Movie Review: MCFARLAND, USA - Hawaii News Now - KGMB and KHNL

Terry's Take

Movie Review: MCFARLAND, USA

 
     Kevin Costner stars in MCFARLAND, USA, a film about people living in a small, poor farming town in California's Central Valley. It's better than you might expect, because it was directed by Niki Caro who made WHALE RIDER back in 2002.
   
     MCFARLAND, USA is based on a true story that happened in 1987.
     It's about how a fired high school football coach takes the only job he can get in a community of Mexican immigrants and how the people there change his life for the better even as he helps seven of his students become a successful cross country running team.
     The plot sounds like a “triumph of the underdog cliche,” but the film itself is so well done and often so realistic that I couldn't avoid being moved by it.
   
Costner: “Diaz, Diaz, Diaz. Popular name where you guys come from?”
Student: “White, that a popular name where you come from.”

      Kevin Costner is James White, the new P.E. teacher in McFarland,  where the students are pickers who get up at 4:30 in the morning to work in the fields before they go to school.  Mr. White is impressed by how much energy they have and how fast they can run.

      So he asks to start start a cross country running team.

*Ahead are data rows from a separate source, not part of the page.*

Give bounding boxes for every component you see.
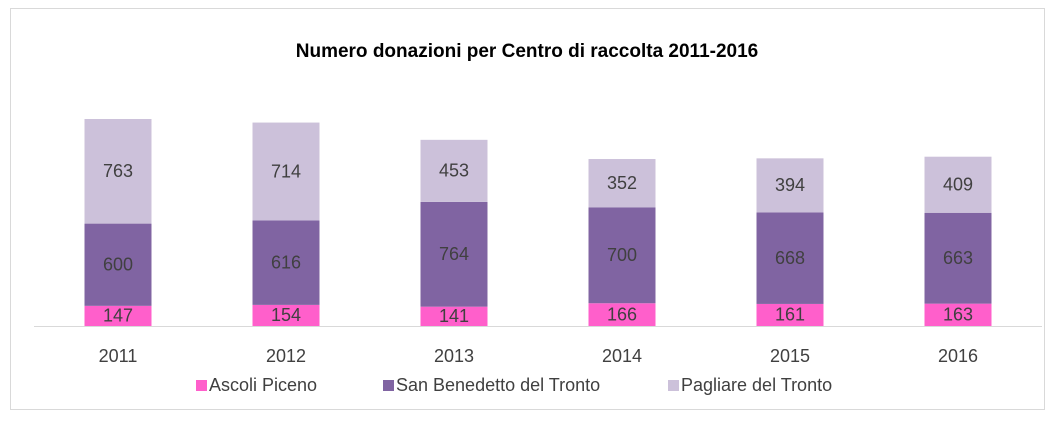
x-tick-label: 2014 [602,346,642,366]
x-tick-label: 2011 [99,346,138,366]
bar-segment [588,159,656,208]
x-tick-label: 2012 [266,346,306,366]
data-label: 763 [103,161,133,181]
data-label: 141 [439,306,469,326]
legend-label: Pagliare del Tronto [681,375,832,395]
chart-border [10,8,1045,410]
bar-segment [588,303,656,326]
data-label: 700 [607,245,637,265]
bar-segment [84,223,152,306]
legend-label: Ascoli Piceno [209,375,317,395]
data-label: 394 [775,175,805,195]
bar-segment [924,303,992,326]
x-tick-label: 2013 [434,346,474,366]
legend-swatch [383,380,394,391]
data-label: 616 [271,252,301,272]
data-label: 147 [103,306,133,326]
bar-segment [924,156,992,213]
bar-segment [84,119,152,224]
data-label: 764 [439,244,469,264]
bar-segment [924,212,992,304]
bar-segment [420,139,488,202]
bar-segment [756,303,824,326]
legend-label: San Benedetto del Tronto [396,375,600,395]
bar-segment [252,304,320,326]
data-label: 166 [607,304,637,324]
bar-segment [252,122,320,221]
chart-title: Numero donazioni per Centro di raccolta … [296,41,758,62]
bar-segment [588,207,656,304]
data-label: 714 [271,161,301,181]
bar-segment [84,305,152,326]
bar-segment [756,158,824,213]
data-label: 409 [943,174,973,194]
data-label: 154 [271,305,301,325]
data-label: 600 [103,254,133,274]
bar-segment [420,201,488,307]
legend-swatch [668,380,679,391]
x-tick-label: 2016 [938,346,978,366]
bar-segment [756,212,824,304]
data-label: 453 [439,161,469,181]
data-label: 352 [607,173,637,193]
data-label: 663 [943,248,973,268]
data-label: 161 [775,305,805,325]
legend-swatch [196,380,207,391]
data-label: 668 [775,248,805,268]
bar-segment [420,306,488,326]
bar-segment [252,220,320,305]
x-tick-label: 2015 [770,346,810,366]
data-label: 163 [943,305,973,325]
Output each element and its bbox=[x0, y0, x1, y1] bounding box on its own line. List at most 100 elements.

Principal: “That's a private school sport. They breathe different air than we do.”
White: “No, it's the same air…..I mean we have kids here who seem like they can run forever. They carbo load on rice and beans. They pick in extreme heat. They go to school all day. Some of them even run home.”  

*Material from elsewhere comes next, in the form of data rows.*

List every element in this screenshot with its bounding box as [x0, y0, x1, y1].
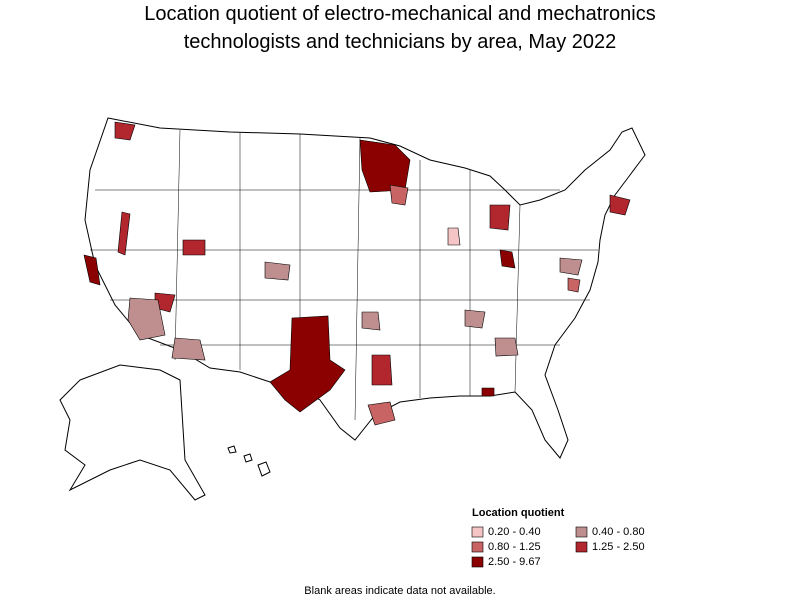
- map-area: [559, 257, 583, 276]
- legend-label: 1.25 - 2.50: [592, 541, 645, 553]
- legend-label: 2.50 - 9.67: [488, 556, 541, 568]
- map-area: [171, 337, 206, 361]
- title-line: Location quotient of electro-mechanical …: [144, 3, 655, 25]
- hawaii: [227, 445, 271, 477]
- map-area: [481, 387, 495, 397]
- map-area: [114, 121, 136, 141]
- map-area: [447, 227, 461, 246]
- legend-swatch: [575, 541, 588, 553]
- legend: Location quotient 0.20 - 0.40 0.40 - 0.80…: [471, 507, 645, 568]
- legend-label: 0.40 - 0.80: [592, 526, 645, 538]
- map-area: [489, 204, 511, 231]
- map-area: [269, 315, 346, 413]
- map-area: [494, 337, 519, 357]
- map-area: [567, 277, 581, 293]
- legend-swatch: [575, 526, 588, 538]
- legend-items: 0.20 - 0.40 0.40 - 0.80 0.80 - 1.25 1.25 - …: [471, 526, 645, 568]
- map: [59, 117, 646, 501]
- legend-swatch: [471, 541, 484, 553]
- map-area: [499, 249, 516, 269]
- legend-label: 0.20 - 0.40: [488, 526, 541, 538]
- title-line: technologists and technicians by area, M…: [184, 31, 617, 53]
- note: Blank areas indicate data not available.: [304, 585, 495, 597]
- map-area: [464, 309, 486, 329]
- legend-title: Location quotient: [472, 507, 565, 519]
- map-area: [389, 184, 409, 206]
- map-area: [83, 254, 101, 286]
- us-mainland: [84, 117, 646, 459]
- interior-borders: [90, 129, 598, 421]
- map-area: [182, 239, 206, 256]
- alaska: [59, 364, 206, 501]
- legend-label: 0.80 - 1.25: [488, 541, 541, 553]
- map-area: [117, 211, 131, 256]
- map-area: [609, 194, 631, 216]
- map-area: [371, 354, 393, 386]
- map-area: [361, 311, 381, 331]
- legend-swatch: [471, 556, 484, 568]
- map-area: [127, 297, 166, 341]
- map-area: [367, 401, 396, 426]
- map-area: [264, 261, 291, 281]
- legend-swatch: [471, 526, 484, 538]
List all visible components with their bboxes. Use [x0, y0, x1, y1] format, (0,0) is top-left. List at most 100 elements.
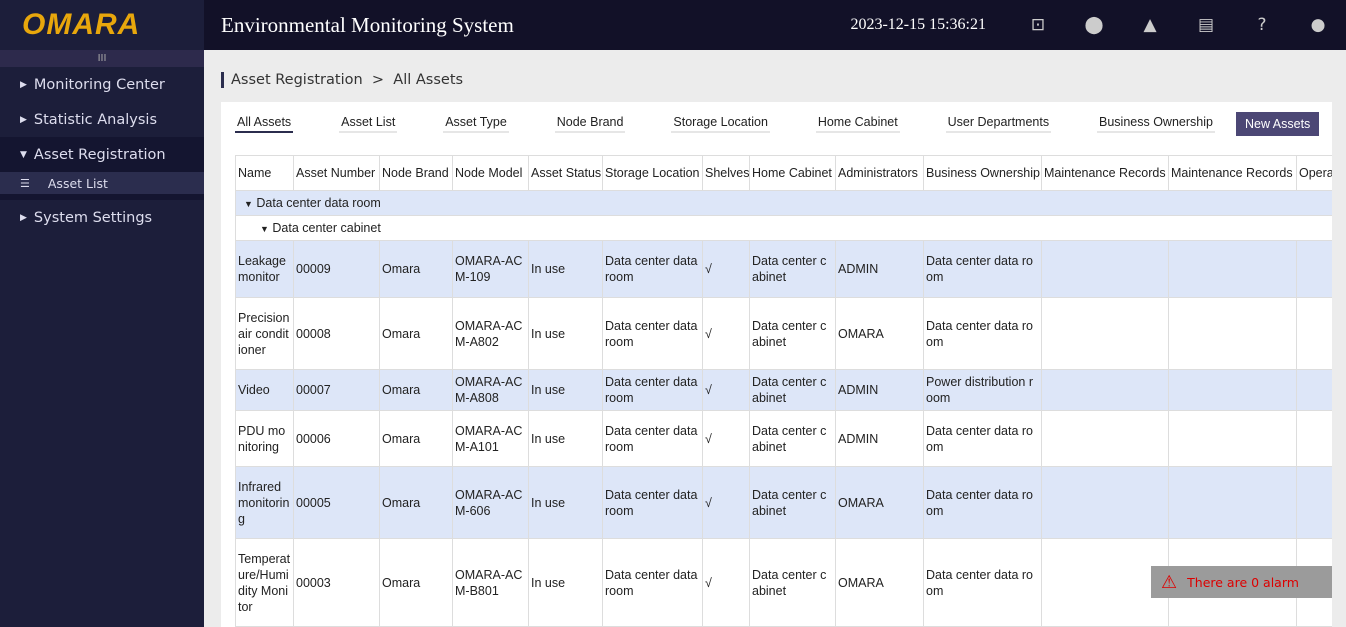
table-cell: 00008: [293, 297, 380, 370]
sidebar-item-asset-list[interactable]: ☰ Asset List: [0, 172, 204, 200]
user-icon[interactable]: ●: [1310, 15, 1326, 35]
table-cell: Temperature/Humidity Monitor: [235, 538, 294, 627]
table-cell: [1296, 466, 1332, 539]
column-header[interactable]: Administrators: [835, 155, 924, 191]
column-header[interactable]: Operating: [1296, 155, 1332, 191]
table-cell: Video: [235, 369, 294, 411]
breadcrumb-parent[interactable]: Asset Registration: [231, 72, 363, 88]
column-header[interactable]: Storage Location: [602, 155, 703, 191]
table-cell: In use: [528, 538, 603, 627]
caret-down-icon: ▼: [20, 149, 27, 160]
monitor-icon[interactable]: ⊡: [1030, 15, 1046, 35]
column-header[interactable]: Node Brand: [379, 155, 453, 191]
table-cell: [1168, 240, 1297, 298]
tab-asset-list[interactable]: Asset List: [339, 115, 398, 133]
table-cell: Data center data room: [602, 466, 703, 539]
column-header[interactable]: Home Cabinet: [749, 155, 836, 191]
tab-node-brand[interactable]: Node Brand: [554, 115, 626, 133]
table-cell: [1041, 466, 1169, 539]
table-cell: [1041, 369, 1169, 411]
table-cell: Data center data room: [923, 297, 1042, 370]
table-cell: 00007: [293, 369, 380, 411]
table-cell: [1296, 240, 1332, 298]
table-cell: Data center cabinet: [749, 240, 836, 298]
table-cell: √: [702, 538, 750, 627]
sidebar: OMARA III ▶ Monitoring Center ▶ Statistic …: [0, 0, 204, 627]
label: Monitoring Center: [33, 76, 165, 93]
table-cell: [1041, 297, 1169, 370]
column-header[interactable]: Asset Number: [293, 155, 380, 191]
table-cell: Data center data room: [923, 538, 1042, 627]
help-icon[interactable]: ?: [1257, 15, 1267, 35]
table-cell: Leakage monitor: [235, 240, 294, 298]
table-row[interactable]: Leakage monitor 00009 Omara OMARA-ACM-109 In…: [235, 240, 1332, 298]
table-row[interactable]: Infrared monitoring 00005 Omara OMARA-ACM-6…: [235, 466, 1332, 539]
table-cell: OMARA-ACM-A808: [452, 369, 529, 411]
main-panel: All Assets Asset List Asset Type Node Brand…: [221, 102, 1332, 627]
table-cell: OMARA-ACM-A101: [452, 410, 529, 467]
location-icon[interactable]: ⬤: [1084, 15, 1104, 35]
calendar-icon[interactable]: ▤: [1197, 15, 1215, 35]
table-cell: √: [702, 466, 750, 539]
new-assets-button[interactable]: New Assets: [1236, 112, 1320, 136]
tab-asset-type[interactable]: Asset Type: [443, 115, 509, 133]
table-row[interactable]: Precision air conditioner 00008 Omara OMARA…: [235, 297, 1332, 370]
table-row[interactable]: Temperature/Humidity Monitor 00003 Omara OM…: [235, 538, 1332, 627]
table-cell: Omara: [379, 369, 453, 411]
table-cell: Data center cabinet: [749, 297, 836, 370]
tab-business-ownership[interactable]: Business Ownership: [1097, 115, 1215, 133]
alarm-notification[interactable]: ⚠ There are 0 alarm: [1151, 566, 1332, 598]
tab-user-departments[interactable]: User Departments: [945, 115, 1052, 133]
table-cell: Data center data room: [923, 410, 1042, 467]
table-cell: [1296, 369, 1332, 411]
assets-table: Name Asset Number Node Brand Node Model Asse…: [235, 155, 1332, 627]
sidebar-item-system-settings[interactable]: ▶ System Settings: [0, 200, 204, 235]
table-cell: ADMIN: [835, 240, 924, 298]
column-header[interactable]: Asset Status: [528, 155, 603, 191]
datetime: 2023-12-15 15:36:21: [850, 16, 986, 33]
table-cell: OMARA: [835, 466, 924, 539]
collapse-toggle[interactable]: III: [0, 50, 204, 67]
group-row[interactable]: ▼ Data center data room: [235, 190, 1332, 216]
table-cell: [1041, 410, 1169, 467]
table-cell: 00006: [293, 410, 380, 467]
table-cell: OMARA: [835, 297, 924, 370]
subgroup-row[interactable]: ▼ Data center cabinet: [235, 215, 1332, 241]
caret-down-icon: ▼: [260, 223, 269, 234]
table-cell: √: [702, 410, 750, 467]
column-header[interactable]: Name: [235, 155, 294, 191]
sidebar-item-asset-registration[interactable]: ▼ Asset Registration: [0, 137, 204, 172]
column-header[interactable]: Maintenance Records: [1168, 155, 1297, 191]
table-row[interactable]: Video 00007 Omara OMARA-ACM-A808 In use Data …: [235, 369, 1332, 411]
logo: OMARA: [22, 8, 141, 41]
column-header[interactable]: Business Ownership: [923, 155, 1042, 191]
table-cell: √: [702, 297, 750, 370]
caret-right-icon: ▶: [20, 212, 27, 223]
table-cell: Data center data room: [602, 538, 703, 627]
tab-home-cabinet[interactable]: Home Cabinet: [815, 115, 900, 133]
tab-all-assets[interactable]: All Assets: [235, 115, 294, 133]
table-row[interactable]: PDU monitoring 00006 Omara OMARA-ACM-A101 In…: [235, 410, 1332, 467]
table-cell: [1041, 240, 1169, 298]
label: Asset Registration: [33, 146, 166, 163]
column-header[interactable]: Maintenance Records: [1041, 155, 1169, 191]
warning-icon[interactable]: ▲: [1143, 15, 1157, 35]
table-cell: Omara: [379, 297, 453, 370]
alarm-text: There are 0 alarm: [1187, 574, 1299, 590]
tab-storage-location[interactable]: Storage Location: [671, 115, 770, 133]
breadcrumb-current: All Assets: [393, 72, 464, 88]
column-header[interactable]: Node Model: [452, 155, 529, 191]
table-cell: √: [702, 369, 750, 411]
column-header[interactable]: Shelves: [702, 155, 750, 191]
table-cell: [1296, 297, 1332, 370]
table-cell: Data center cabinet: [749, 410, 836, 467]
table-cell: OMARA-ACM-B801: [452, 538, 529, 627]
table-cell: 00009: [293, 240, 380, 298]
breadcrumb: Asset Registration > All Assets: [221, 72, 463, 88]
label: Asset List: [47, 175, 108, 191]
caret-down-icon: ▼: [244, 198, 253, 209]
sidebar-item-statistic-analysis[interactable]: ▶ Statistic Analysis: [0, 102, 204, 137]
sidebar-item-monitoring-center[interactable]: ▶ Monitoring Center: [0, 67, 204, 102]
table-cell: Data center cabinet: [749, 538, 836, 627]
table-cell: √: [702, 240, 750, 298]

       Maybe the reason the kids on the new running team feel so real is that three of them are non actors who actually live in McFarland where the film was shot.

White: The lowest score wins, like golf.
Kid: You think we play golf? We don't got a country club. We don't even got a K Mart.

One boy's father: “Each hour my boys train with you; they do not work with me. That's food off our table.”

   MCFARLAND, USA rises above its predictable plot by really getting into the lives and the culture of these hard working immigrants.

Mother (giving White some leftovers): “Take home to the family.”
White: “No thanks.”
Mother: “Don't say to me, ‘no.' How you gonna be family if you no eating together, eh? I want that back.” (She points to the leftover container.)

      MCFARLAND, USA occasionally gets sentimental and it feels about twenty minutes too long, but overall it's a crowd pleasing experience.